On the attack: Without a doubt, Fulham’s most potent attacking threat is Dimitar Berbatov. The Bulgarian’s languid style combined with the ease in which he can create chances for himself and his teammates is simply breathtaking to watch. At times last season it was evident that Berbatov is of a clearly superior ilk to anyone else in attack, and when he is focused, he single-handedly elevates the team’s level of play.
Berbatov scored 15 goals last season, but unfortunately the next highest scorer chipped in with only five goals. Mladen Petric and Bryan Ruiz tied for that dubious record, and while the former has left the club, the latter remains. It is harsh to judge Ruiz simply by the goals he scores, as the Costa Rican serves a better purpose with his lovely turns into space and sublime short passes with the outside of his foot. Jol will count on Hugo Rodallega improving on a very poor first season at Craven Cottage. Rodallega’s pace and directness should ideally complement the more nuanced styles of Berbatov and Ruiz, and if the Colombian gets a few more goals, then Fulham will benefit by reducing their dependence on Berbatov.

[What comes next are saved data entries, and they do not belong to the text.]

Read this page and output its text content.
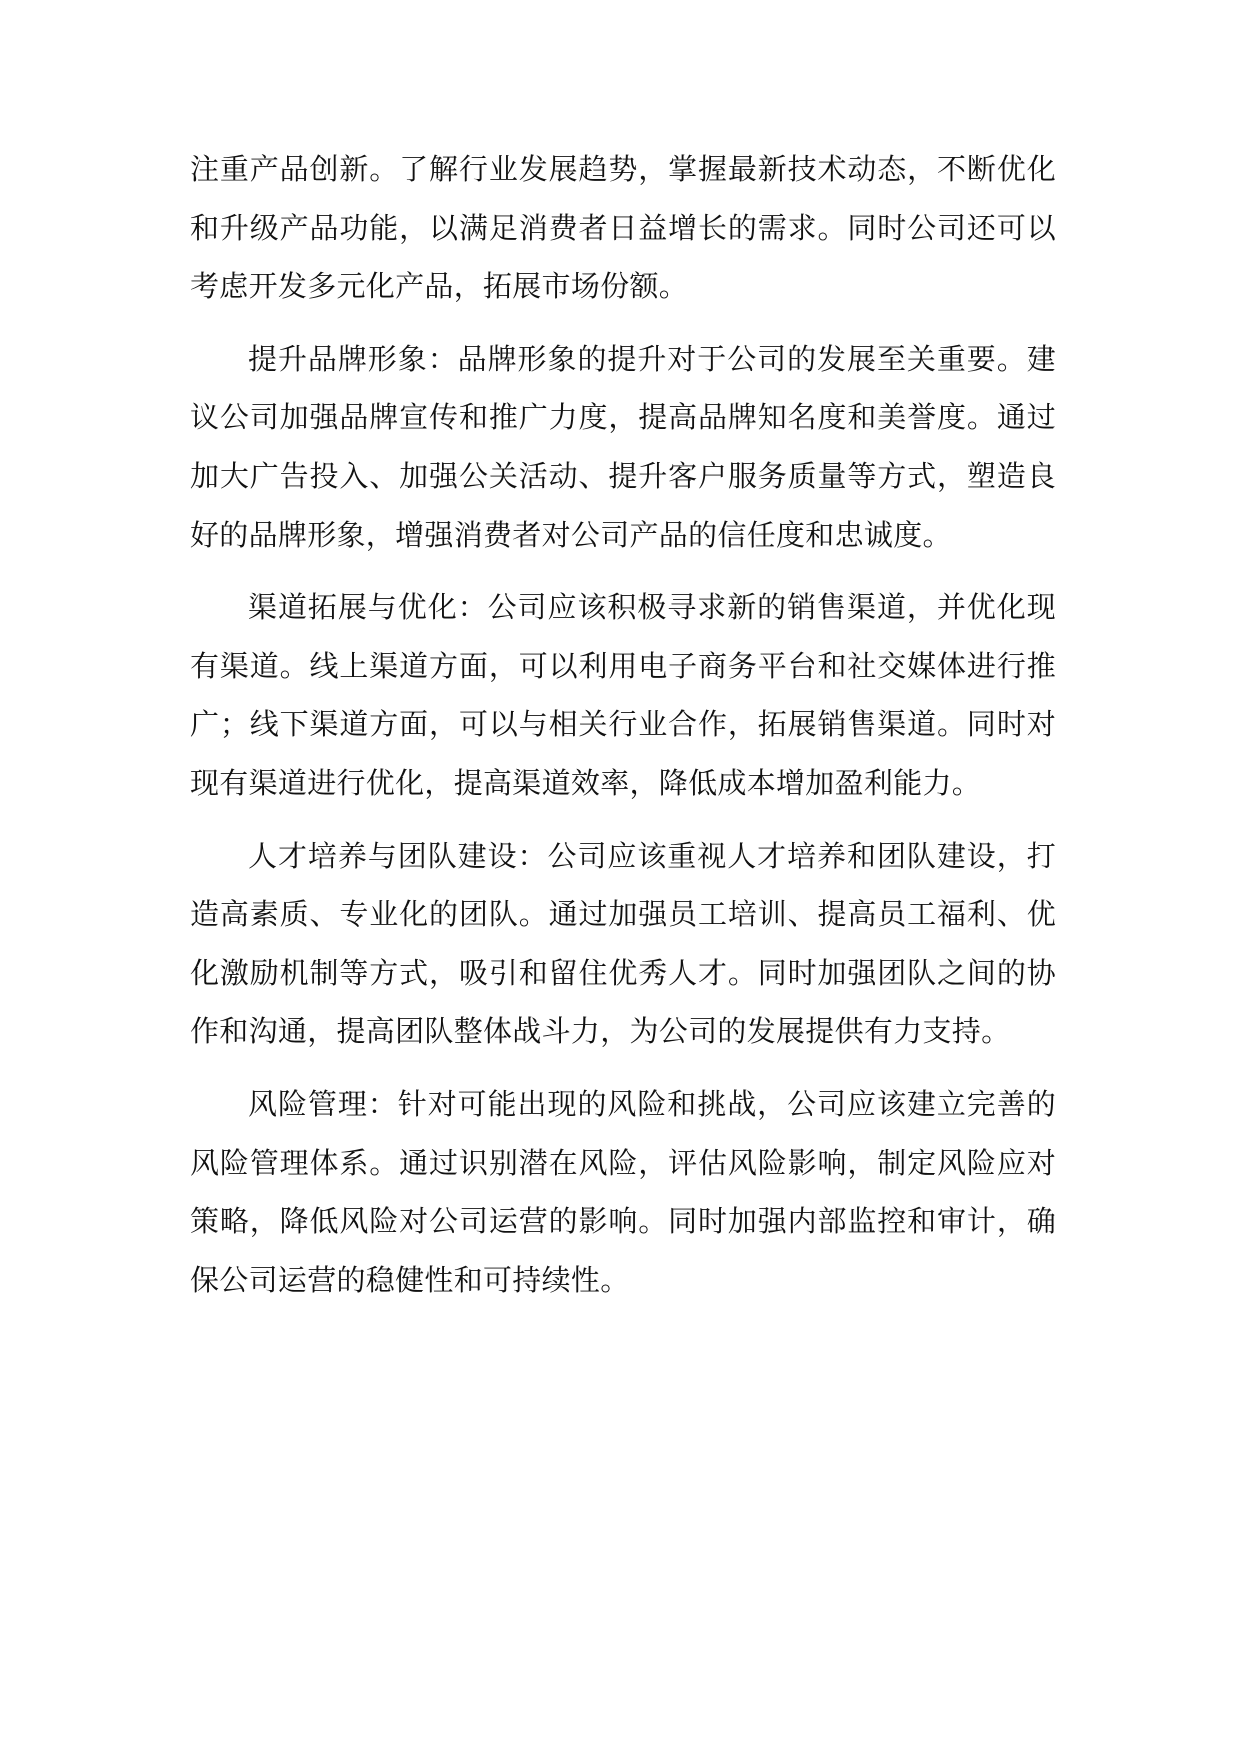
注重产品创新。了解行业发展趋势，掌握最新技术动态，不断优化和升级产品功能，以满足消费者日益增长的需求。同时公司还可以考虑开发多元化产品，拓展市场份额。

提升品牌形象：品牌形象的提升对于公司的发展至关重要。建议公司加强品牌宣传和推广力度，提高品牌知名度和美誉度。通过加大广告投入、加强公关活动、提升客户服务质量等方式，塑造良好的品牌形象，增强消费者对公司产品的信任度和忠诚度。

渠道拓展与优化：公司应该积极寻求新的销售渠道，并优化现有渠道。线上渠道方面，可以利用电子商务平台和社交媒体进行推广；线下渠道方面，可以与相关行业合作，拓展销售渠道。同时对现有渠道进行优化，提高渠道效率，降低成本增加盈利能力。

人才培养与团队建设：公司应该重视人才培养和团队建设，打造高素质、专业化的团队。通过加强员工培训、提高员工福利、优化激励机制等方式，吸引和留住优秀人才。同时加强团队之间的协作和沟通，提高团队整体战斗力，为公司的发展提供有力支持。

风险管理：针对可能出现的风险和挑战，公司应该建立完善的风险管理体系。通过识别潜在风险，评估风险影响，制定风险应对策略，降低风险对公司运营的影响。同时加强内部监控和审计，确保公司运营的稳健性和可持续性。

At the age of 34, Damien Duff still provides consistent performances on the wing, though like other wingers north of 30, the Irishman can probably have a more decisive impact if he doesn’t have to start every match. Kieran Richardson is an option, but after plenty of seasons for different teams, the winger is still unproven, and cannot be relied upon to perform consistently against shrewd fullbacks.
The onus then falls on the Middle Eastern duo of Adel Taarabt and Ashkan Dejagah. The signing of Taarabt on loan from QPR is a real wildcard. Just as moody as Berbatov, this could be the Moroccan’s last opportunity to make a mark on the Premier League. If Taarabt plays to his potential consistently, then his interchanging with Berbatov will have Fulham fans salivating while opposing defenders have nightmares. Dejagah had a breakout season last time around, adept at playing in creative triangles and with a nice turn of pace to beat defenders. If the Iranian can contribute with some goals and further improve his final ball, then Jol can have the luxury of rotating his attacking options.
Conclusion: When selling the club to Shahid Khan, Mohamed Al-Fayed apparently included a clause forbidding the removal of the Michael Jackson statue outside Craven Cottage. The playing squad had no such clause, yet one of the oldest squads in the Premier League remains intact at Fulham.
There are whispers about Martin Jol being under scrutiny from the new owner. It’s highly unlikely that Khan bought the club only to witness beautiful football every other game. Jol will somehow have to cajole the best out of his mercurial players by inspiring them to get out of their comfort zone. When Fulham play well, Craven Cottage can challenge the best of them in terms of creating a wonderful atmosphere. Whether Fulham can improve on the solidity of lower-table will depend on the team replicating their home form on their travels. It wouldn’t surprise many if ultimately, Fulham’s season once again ends up being more of the same.